Taita Taveta Governor Granton Samboja will be on the ballot to defend his seat after the High Court in Mombasa yesterday declined to bar him from contesting in the August 9 polls.
Justice Njoki Mwangi ruled that Mr Samboja would be greatly prejudiced if he was stopped from defending his seat.
The judge noted that since the Independent Electoral Boundaries Commission (IEBC) had cleared him, the governor could now not be stopped by the court because the electoral body had verified his documents before clearing him.
“Mr Samboja has been serving as a governor since 2017. Since he has been cleared by the IEBC, the assumption is that his documents are in order. It would be prejudicial to deny him his political rights,” said the judge.
The ruling paves the way for Mr Samboja’s name to be gazetted as the Jubilee Party candidate for Taita Taveta governor.
The case was filed by Mr Jeremia Kiwoi, who sought to block the governor from defending his seat.
Mr Kiwoi had asked the court to issue orders blocking the IEBC from gazetting Mr Samboja’s name as the Jubilee candidate for the seat until his new petition was heard and determined.
The petitioner has questioned Mr Samboja’s eligibility to contest the seat over his academic papers.
He claimed the governor has failed constitutional provisions on leadership and integrity and should be blocked from running for public office.
He alleged in court papers that the governor used fraudulent means to be cleared in 2017 and that his claim that he had graduated with a bachelor of commerce degree from Kenyatta University was a lie.

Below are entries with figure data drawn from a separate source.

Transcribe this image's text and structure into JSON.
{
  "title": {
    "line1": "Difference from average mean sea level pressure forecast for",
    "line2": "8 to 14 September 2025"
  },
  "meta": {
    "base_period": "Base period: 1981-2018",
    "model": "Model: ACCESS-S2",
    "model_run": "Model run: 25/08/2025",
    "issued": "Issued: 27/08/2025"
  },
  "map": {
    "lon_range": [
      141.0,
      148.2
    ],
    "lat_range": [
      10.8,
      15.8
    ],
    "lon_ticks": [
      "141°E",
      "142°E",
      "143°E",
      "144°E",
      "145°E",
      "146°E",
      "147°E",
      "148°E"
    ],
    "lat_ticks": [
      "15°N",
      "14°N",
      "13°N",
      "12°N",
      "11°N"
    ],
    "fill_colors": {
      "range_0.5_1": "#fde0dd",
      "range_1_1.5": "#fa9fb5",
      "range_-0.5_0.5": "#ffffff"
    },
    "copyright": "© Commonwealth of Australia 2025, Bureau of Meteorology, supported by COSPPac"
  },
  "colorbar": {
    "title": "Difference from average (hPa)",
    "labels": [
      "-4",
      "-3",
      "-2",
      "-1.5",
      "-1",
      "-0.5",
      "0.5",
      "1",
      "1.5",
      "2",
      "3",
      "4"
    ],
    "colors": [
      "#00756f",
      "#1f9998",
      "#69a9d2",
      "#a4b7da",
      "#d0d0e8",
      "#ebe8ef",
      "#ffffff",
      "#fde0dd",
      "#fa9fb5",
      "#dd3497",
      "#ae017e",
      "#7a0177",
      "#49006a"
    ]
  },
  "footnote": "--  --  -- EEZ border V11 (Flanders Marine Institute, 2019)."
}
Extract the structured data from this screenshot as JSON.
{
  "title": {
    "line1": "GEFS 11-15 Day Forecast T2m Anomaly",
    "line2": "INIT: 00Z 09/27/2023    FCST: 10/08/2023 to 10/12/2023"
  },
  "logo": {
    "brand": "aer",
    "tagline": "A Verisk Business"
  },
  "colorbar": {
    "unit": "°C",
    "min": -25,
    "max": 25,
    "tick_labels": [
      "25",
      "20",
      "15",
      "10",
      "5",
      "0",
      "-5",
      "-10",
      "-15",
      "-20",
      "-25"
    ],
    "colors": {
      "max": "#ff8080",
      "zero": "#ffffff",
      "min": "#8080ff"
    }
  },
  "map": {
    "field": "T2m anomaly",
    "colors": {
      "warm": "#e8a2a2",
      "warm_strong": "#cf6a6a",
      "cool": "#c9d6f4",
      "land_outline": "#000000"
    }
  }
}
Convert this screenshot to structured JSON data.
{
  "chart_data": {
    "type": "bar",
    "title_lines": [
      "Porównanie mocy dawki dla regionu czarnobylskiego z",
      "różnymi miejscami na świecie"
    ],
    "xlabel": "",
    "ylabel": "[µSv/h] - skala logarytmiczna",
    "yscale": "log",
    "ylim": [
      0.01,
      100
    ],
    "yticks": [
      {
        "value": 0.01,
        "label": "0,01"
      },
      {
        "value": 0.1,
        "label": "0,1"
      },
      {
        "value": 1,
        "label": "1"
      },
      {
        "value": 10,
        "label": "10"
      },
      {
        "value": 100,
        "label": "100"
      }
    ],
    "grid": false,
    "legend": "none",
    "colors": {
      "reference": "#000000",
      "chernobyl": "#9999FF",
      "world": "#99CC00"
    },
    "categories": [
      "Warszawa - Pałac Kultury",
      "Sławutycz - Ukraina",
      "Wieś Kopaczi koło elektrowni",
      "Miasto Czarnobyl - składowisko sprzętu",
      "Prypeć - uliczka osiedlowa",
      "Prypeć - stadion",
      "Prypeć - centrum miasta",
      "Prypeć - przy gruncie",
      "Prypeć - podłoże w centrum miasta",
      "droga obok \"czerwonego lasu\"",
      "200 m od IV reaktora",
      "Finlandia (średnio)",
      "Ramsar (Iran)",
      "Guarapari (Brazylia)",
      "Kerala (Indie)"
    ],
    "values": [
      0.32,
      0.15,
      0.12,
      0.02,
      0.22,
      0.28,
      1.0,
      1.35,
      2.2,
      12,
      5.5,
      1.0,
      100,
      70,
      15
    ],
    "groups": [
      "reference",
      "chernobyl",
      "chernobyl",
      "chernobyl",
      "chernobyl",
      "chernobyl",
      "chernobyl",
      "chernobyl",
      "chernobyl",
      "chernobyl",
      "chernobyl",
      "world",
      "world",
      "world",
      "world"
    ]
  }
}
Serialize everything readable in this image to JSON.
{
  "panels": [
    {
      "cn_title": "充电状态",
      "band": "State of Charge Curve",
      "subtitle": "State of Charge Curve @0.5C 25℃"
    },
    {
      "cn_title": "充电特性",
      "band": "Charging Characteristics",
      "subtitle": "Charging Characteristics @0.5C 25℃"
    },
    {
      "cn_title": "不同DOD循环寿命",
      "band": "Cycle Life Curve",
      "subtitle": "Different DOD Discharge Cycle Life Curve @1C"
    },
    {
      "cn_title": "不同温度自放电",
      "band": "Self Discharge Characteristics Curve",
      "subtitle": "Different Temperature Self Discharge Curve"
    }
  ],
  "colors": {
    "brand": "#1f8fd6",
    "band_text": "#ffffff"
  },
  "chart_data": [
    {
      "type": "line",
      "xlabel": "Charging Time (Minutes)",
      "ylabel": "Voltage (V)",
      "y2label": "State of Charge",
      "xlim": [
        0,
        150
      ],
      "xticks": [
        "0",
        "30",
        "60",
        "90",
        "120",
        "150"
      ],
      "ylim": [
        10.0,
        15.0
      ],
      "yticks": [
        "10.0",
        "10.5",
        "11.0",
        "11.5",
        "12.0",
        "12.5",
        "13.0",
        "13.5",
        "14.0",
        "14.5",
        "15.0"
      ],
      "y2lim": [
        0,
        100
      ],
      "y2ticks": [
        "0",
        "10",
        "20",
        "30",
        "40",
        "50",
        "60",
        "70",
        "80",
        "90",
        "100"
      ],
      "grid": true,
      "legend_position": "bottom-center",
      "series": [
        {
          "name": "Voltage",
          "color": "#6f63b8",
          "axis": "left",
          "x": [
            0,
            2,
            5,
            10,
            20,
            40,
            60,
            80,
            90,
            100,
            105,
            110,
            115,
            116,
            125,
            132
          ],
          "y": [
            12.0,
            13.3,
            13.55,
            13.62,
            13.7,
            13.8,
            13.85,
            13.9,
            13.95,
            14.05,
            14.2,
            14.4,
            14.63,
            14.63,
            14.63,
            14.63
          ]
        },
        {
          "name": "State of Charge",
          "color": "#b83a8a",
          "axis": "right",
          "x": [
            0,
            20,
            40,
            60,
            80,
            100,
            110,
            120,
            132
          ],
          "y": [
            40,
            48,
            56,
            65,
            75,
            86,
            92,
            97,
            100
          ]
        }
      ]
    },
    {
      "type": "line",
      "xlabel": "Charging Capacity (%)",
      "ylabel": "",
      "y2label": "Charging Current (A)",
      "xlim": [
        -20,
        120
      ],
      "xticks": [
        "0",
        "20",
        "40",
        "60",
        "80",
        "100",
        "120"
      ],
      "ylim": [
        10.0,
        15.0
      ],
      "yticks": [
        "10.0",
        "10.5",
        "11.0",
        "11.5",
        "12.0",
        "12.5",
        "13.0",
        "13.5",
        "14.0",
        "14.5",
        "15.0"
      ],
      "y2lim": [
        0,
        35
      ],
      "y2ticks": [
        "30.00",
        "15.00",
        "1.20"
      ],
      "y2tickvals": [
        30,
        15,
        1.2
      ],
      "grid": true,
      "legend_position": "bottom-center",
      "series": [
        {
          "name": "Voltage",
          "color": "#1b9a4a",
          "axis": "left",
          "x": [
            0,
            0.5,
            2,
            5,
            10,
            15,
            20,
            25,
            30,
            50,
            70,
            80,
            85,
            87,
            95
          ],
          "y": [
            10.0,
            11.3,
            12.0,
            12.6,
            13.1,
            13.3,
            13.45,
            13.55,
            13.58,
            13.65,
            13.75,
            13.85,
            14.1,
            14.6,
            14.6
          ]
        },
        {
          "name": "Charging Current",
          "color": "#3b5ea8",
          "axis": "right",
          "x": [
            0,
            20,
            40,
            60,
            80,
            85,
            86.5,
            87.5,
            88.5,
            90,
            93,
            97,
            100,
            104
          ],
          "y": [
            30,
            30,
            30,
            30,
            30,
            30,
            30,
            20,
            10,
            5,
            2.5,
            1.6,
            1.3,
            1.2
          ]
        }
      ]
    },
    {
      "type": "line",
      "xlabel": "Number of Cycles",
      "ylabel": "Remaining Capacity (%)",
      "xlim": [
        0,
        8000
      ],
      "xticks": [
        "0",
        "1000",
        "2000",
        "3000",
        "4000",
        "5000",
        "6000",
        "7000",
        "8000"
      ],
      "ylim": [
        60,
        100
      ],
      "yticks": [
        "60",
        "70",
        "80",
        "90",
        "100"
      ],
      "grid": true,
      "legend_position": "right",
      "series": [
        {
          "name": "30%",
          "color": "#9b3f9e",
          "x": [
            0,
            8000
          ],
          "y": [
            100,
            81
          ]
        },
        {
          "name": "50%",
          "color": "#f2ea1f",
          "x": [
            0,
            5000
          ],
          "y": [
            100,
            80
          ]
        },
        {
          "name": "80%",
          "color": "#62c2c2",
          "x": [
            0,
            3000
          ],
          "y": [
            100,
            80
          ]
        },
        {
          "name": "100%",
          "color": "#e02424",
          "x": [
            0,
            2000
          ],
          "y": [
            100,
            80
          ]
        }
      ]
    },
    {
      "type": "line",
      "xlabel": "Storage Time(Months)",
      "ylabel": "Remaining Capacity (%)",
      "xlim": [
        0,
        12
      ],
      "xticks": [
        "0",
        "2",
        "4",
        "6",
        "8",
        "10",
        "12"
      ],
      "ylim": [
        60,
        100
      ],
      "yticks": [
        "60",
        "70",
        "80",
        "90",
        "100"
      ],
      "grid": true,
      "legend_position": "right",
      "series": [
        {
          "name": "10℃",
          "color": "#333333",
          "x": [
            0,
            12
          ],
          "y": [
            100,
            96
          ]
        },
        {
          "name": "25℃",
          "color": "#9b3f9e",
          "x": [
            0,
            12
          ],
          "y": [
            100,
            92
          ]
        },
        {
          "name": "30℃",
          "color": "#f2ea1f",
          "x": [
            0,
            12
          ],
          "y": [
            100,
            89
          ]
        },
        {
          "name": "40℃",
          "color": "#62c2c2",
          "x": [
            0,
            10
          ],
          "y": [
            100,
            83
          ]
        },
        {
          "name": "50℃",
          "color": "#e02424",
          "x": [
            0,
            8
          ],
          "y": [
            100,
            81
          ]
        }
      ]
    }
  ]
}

“It is clear that the degree was a forgery. The Ethics and Anti-Corruption Commission (EACC) and the university confirmed that he was not a student at the institution,” he said.
Mr Samboja was last month cleared by the IEBC to defend his seat after producing academic documents from Costa Rica University.
This prompted Mr Kiwoi to move to the IEBC Dispute Resolution Committee to overturn the governor’s clearance, alleging that he had no proper papers to be cleared to seek re-election.
But the committee dismissed Mr Kiwoi’s case and ruled in favour of Mr Samboja, noting that it was satisfied with the documents that the governor had produced before the IEBC. The committee said the governor’s degree was valid.
Dissatisfied with the panel’s decision, Mr Kiwoi moved to court and sought to have Mr Samboja blocked from defending his seat based on the same claims about academic documents.
Mr Samboja filed a preliminary objection to the suit, arguing that the court had no jurisdiction to handle the case because the IEBC disputes panel had determined the issues raised in the petition.
Through Ogeto, Otachi & Company advocates, the governor argued that the petitioner should have appealed against the panel’s decision if he was not satisfied with it instead of filing a separate petition over the same matter.
“The application and the petition is incompetent and bad in law for reasons that the petitioner, having failed to lodge the requisite appeal, cannot purport to circumvent the laid down procedure by presenting this case in an attempt to reopen that which has already been determined,” the lawyers argued.
They also opposed the petition on the grounds that it touches on matters that were alive and pending in a Nairobi court. The case was filed by activist Okiya Omtatah against Mr Samboja.
“It is trite and settled law that no court shall proceed with the trial of any suit or proceedings in which the matter in issue is directly and substantially in a previously instituted suit between the same parties,” they said.
In his petition, Mr Kiwoi argues that the tribunal erred by dismissing his petition and that residents were likely to be duped into electing a candidate who is unfit to stand for any elective position.
He maintains that Mr Samboja used forged documents to get clearance in 2017 and that he failed the integrity test by lying that he had genuine certificates.
The petitioner wants the court to order the Commission for University Education to verify whether Costa Rica University is an accredited institution in Costa Rica and properly verify his certificates and present them in court.
Mr Kiwoi argues that he was aggrieved by the decision of the tribunal that he said violated the Constitution and his right to fair administrative action.
Justice Mwangi has directed the parties in the suit to file and serve their documents within the next three days.